At first you would see something like a forearm crossing the room. Just the forearm. It isn't a forearm, it only so happens to look like one just then, and it's what occurs to you. It just flashes by. Then, after a while, the dark and the quiet open up, right where you saw it. I can't say what the others see, I see only dim colors. For a long time, there are only dim colors there, and something will flit through the field now and then, quick as a wink. You have to make the effort not to ask it anything; it isn't hard. Eventually, you'll be shown the palaces, five figures of light or maybe more, and then they're all over the room like fog. The fog is blue, like cigarette smoke, but the light is white and gold. The palaces are like chandeliers. Hanging from nothing. We all lie in our separate rooms and go into the walls, I believe the girls too, slipping out into our palaces at night, in perfect silence. That's our beauty; we inherited it from Father, and he from long before.
Julius
Todd sat across from me, blanched to the bone. He'd scrunched up that cat face of his. I told myself that if I heard anything like fumbling around down there, anything but a straight pick, I'd shoot out my arm across that table and shove his adam's apple in.
Black.
Dirty cheater—
I just reached out and grabbed one. It felt like it wanted to slip out of my hand. I slapped it down hard on the table. Black.

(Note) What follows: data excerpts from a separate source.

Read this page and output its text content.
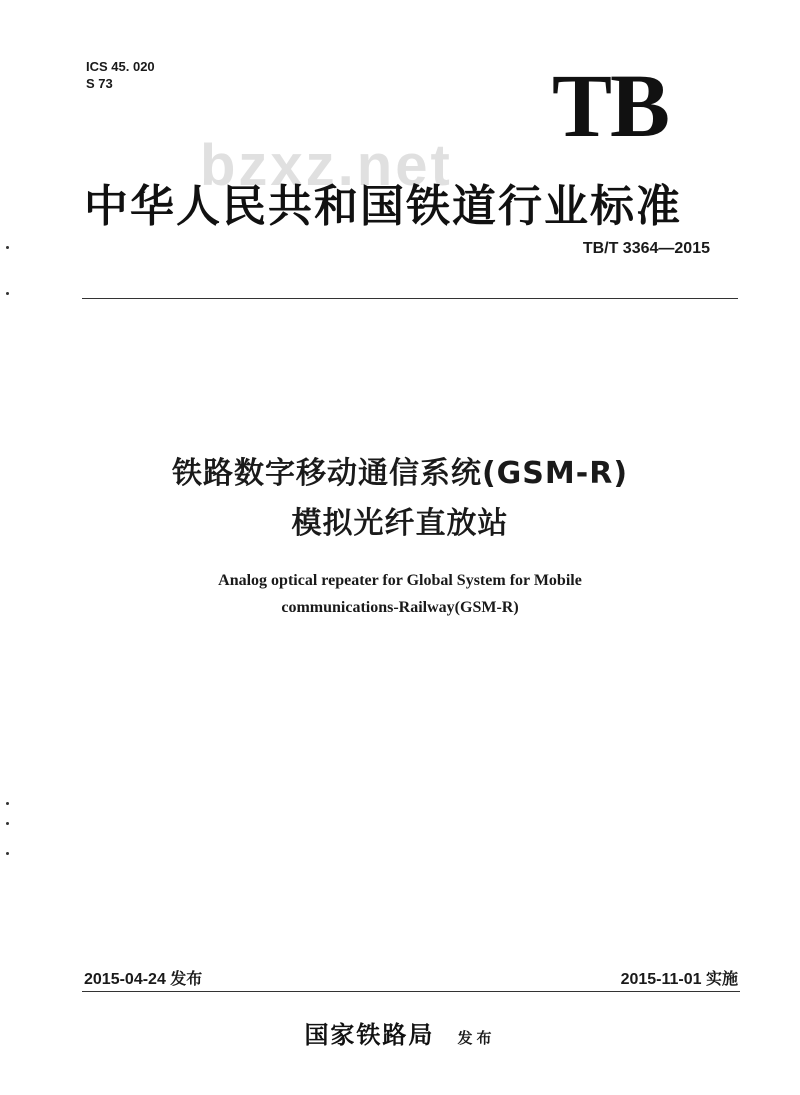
ICS 45. 020
S 73	TB
bzxz.net
中华人民共和国铁道行业标准
TB/T 3364—2015
铁路数字移动通信系统(GSM-R)
模拟光纤直放站
Analog optical repeater for Global System for Mobile
communications-Railway(GSM-R)
2015-04-24 发布	2015-11-01 实施
国家铁路局 发布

Todd rocked a little. My nerves were steady.
I was going to win.
He pulled black.
Must have been the shuffle put them all back in order I thought. Could I count them—how many were there?
I pulled black.
Todd hesitated. He rubbed his fingers together. Nails all clean and buffed.
You're going to lose, I thought at him.
He pulled.
I got up and swept the checkers back into the box.
"Red for Ruthie," I said. I left him sitting there.
Grover
Julius asked me where Todd is and I pointed to where Todd was waiting for Ruth on the veranda because he wanted to see her. Julius made a noise and went back into his office to get ready.
It's supposed to work like, Julius gets the girl and brings her here. Todd puts casts on her legs so she can't run. Then he puts her in with the women but separate so they don't mix. Todd holds, normally, because Julius has to do it himself. No one hears because nobody lives around here. When Todd gets the sign, she's there. All ready. You always keep a girl, because you never know when Todd will get the sign. But there's no girl now, because we just did the it. Julius can't go back so soon because they'll be on the look out. But Todd says it has to be tonight.
The last girl was black. Julius said it didn't matter. He also said no one would care because she was colored. She was here three months, nearly. I only got to see her twice. Todd saw the sign and the next night he took her into the thing. She was so scared she didn't even move. Julius did the it. He called when we have to bring her in because he has to start by himself, because he doesn't like us to see how it's done. He wants to be the only one who knows.